Très loin au-dessous de la salle où Chalk avait inauguré la journée par son escalade quotidienne, des silhouettes affairées allaient et venaient, s’entrecroisaient, toutes à son service. À gauche et à droite, d’autres bureaux se succédaient, tissant une toile d’araignée rayonnant à l’intérieur de l’édifice octogonal dont son bureau était le pôle. Il avait édifié une remarquable organisation. Il s’était taillé dans l’immensité d’un univers indifférent un confortable royaume personnel. Le monde, en effet, persistait à trouver son plaisir dans la souffrance. Certes, les morbides et délicieux frissons distillés par les massacres collectifs, les guerres, les accidents d’avions, etc, appartenaient désormais au passé, ou presque. Cependant, Chalk était à même de fournir aux amateurs de ce genre de délectations des substituts plus puissants, plus extrêmes et plus directs. Même maintenant, il ne ménageait pas ses efforts pour procurer du plaisir au plus grand nombre, infliger la souffrance à quelques-uns et jouir lui-même à la fois du plaisir et de la souffrance.
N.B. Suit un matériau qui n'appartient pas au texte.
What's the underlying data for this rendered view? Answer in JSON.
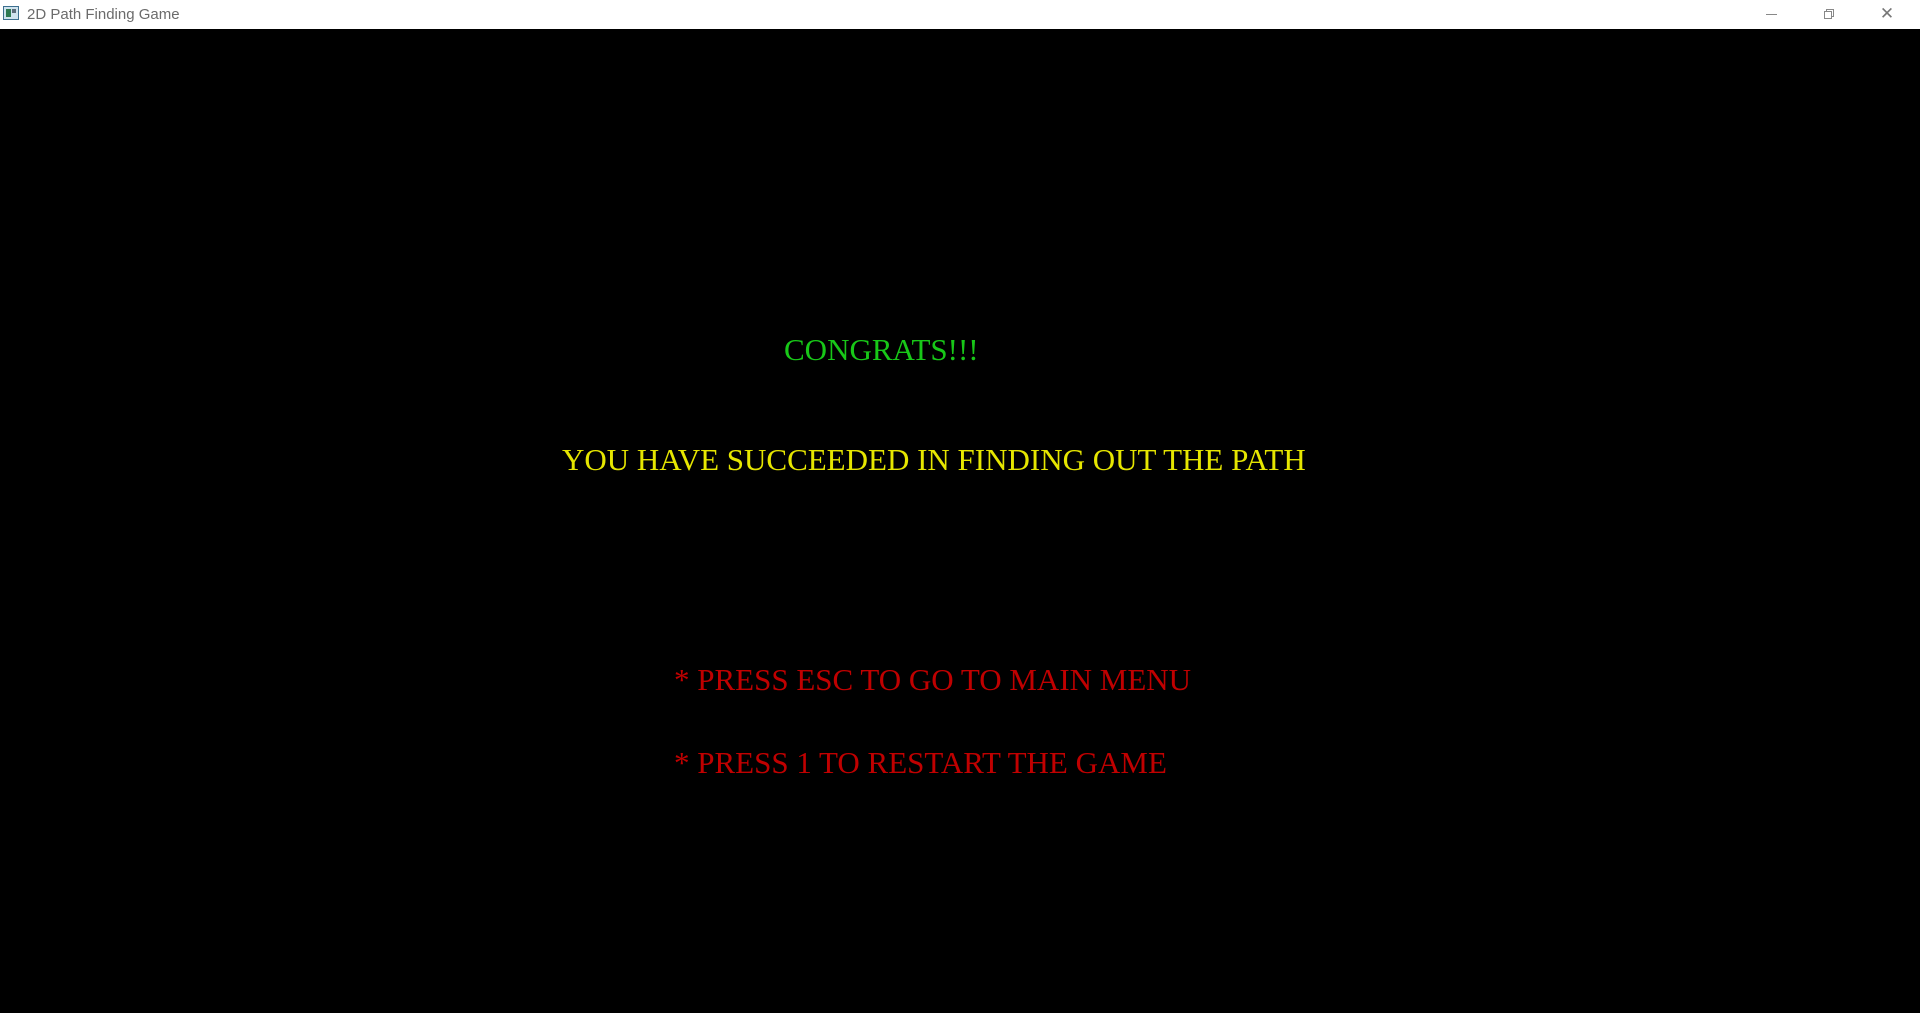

Le hasard présidant aux combinaisons génétiques l’avait désigné pour cette tâche unique. Il répondait à la douleur, il se nourrissait de la douleur. Absorber la détresse d’autrui à l’état brut lui était aussi nécessaire que le pain et la viande pour les autres. Personnification suprême des goûts de son vaste public, il était parfaitement en mesure d’assouvir les besoins profonds de celui-ci. Mais, bien que sa capacité se fût émoussée au fil des ans, il n’était pas encore blasé. À présent, il se frayait son chemin à travers les orgies émotionnelles dont il était l’organisateur, en savourant une bouchée sensorielle par-ci, une gorgée sanglante par-là, mais veillant à garder assez d’appétit pour de plus grotesques permutations de cruauté, toujours en quête de sensations nouvelles et terriblement anciennes.